Deep Impact was originally sent up to fire a probe into Comet Tempel-1 in 2005, in an attempt to deduce the body's composition. When it had finished with that task it set off for a late 2008 meeting with Boethin, a body which has been spotted only twice before, in 1975 and 1986. It was supposed to have showed up in 1997 but nobody saw it that time. In October last year, various telescopes were used to try to find it again but with no success. It's gone.

What happen to Boethin is a mystery. It's possible it may have broken up during its 1997 approach, but scientists think that's unlikely because it never approaches closer to the sun than the Earth's orbit. Michael A'Hearn of the University of Maryland in Baltimore, chief scientist for the Deep Impact mission, said: "Disappearing in the sense of breaking up and dissipating is actually very rare. If it disappeared, then that is fascinating in itself - only one other comet has done that in recent memory."

That other comet is Linear-S4 which fell apart and disappeared in 1990.

A'Hearn says it's more likely that Boethin "broke into a few large chunks that are still intact but have drifted too far from the original comet's orbit to have been spotted in searches to date."
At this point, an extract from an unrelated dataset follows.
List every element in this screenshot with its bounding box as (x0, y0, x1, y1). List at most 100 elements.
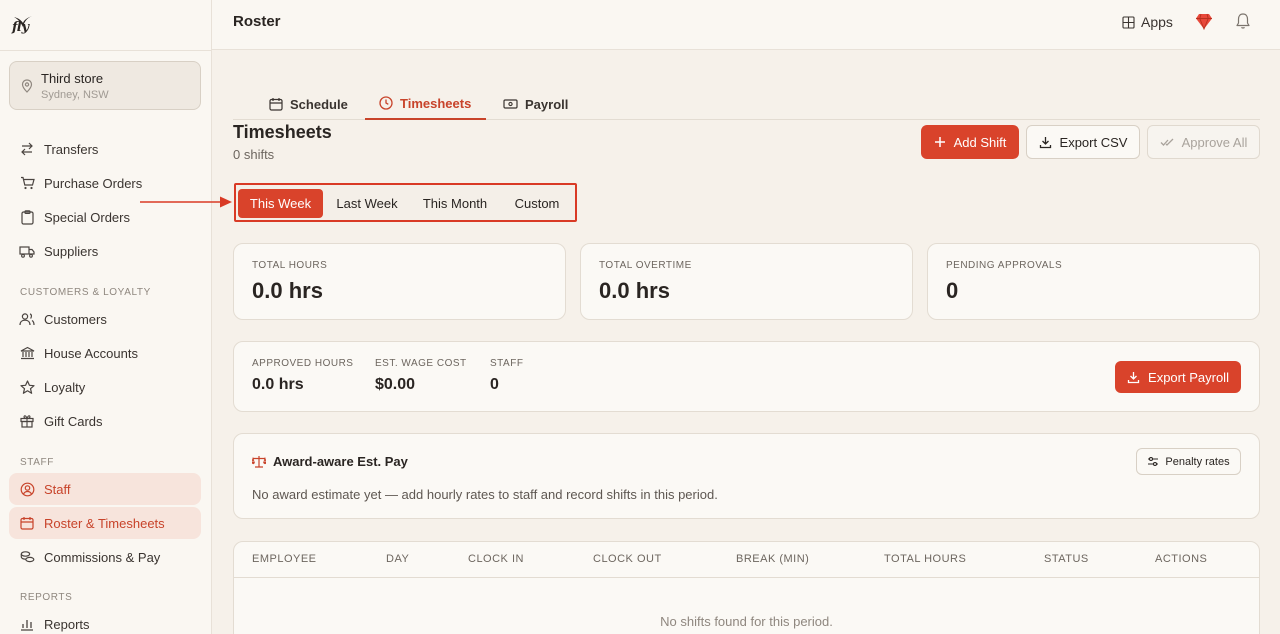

Another plausible suggestion is that since Boethin has only been seen twice, scientists did not accurately predict its trajectory and therefore they've been looking in the wrong place!

Personally, I blame the Martians.

Whatever the reason for the vanishing comet, NASA will now send Deep Impact off to meet up with Comet Hartley 2, which is about the same size as Boethin at 1.6km, but more active. The new planned encounter will take place in 2010.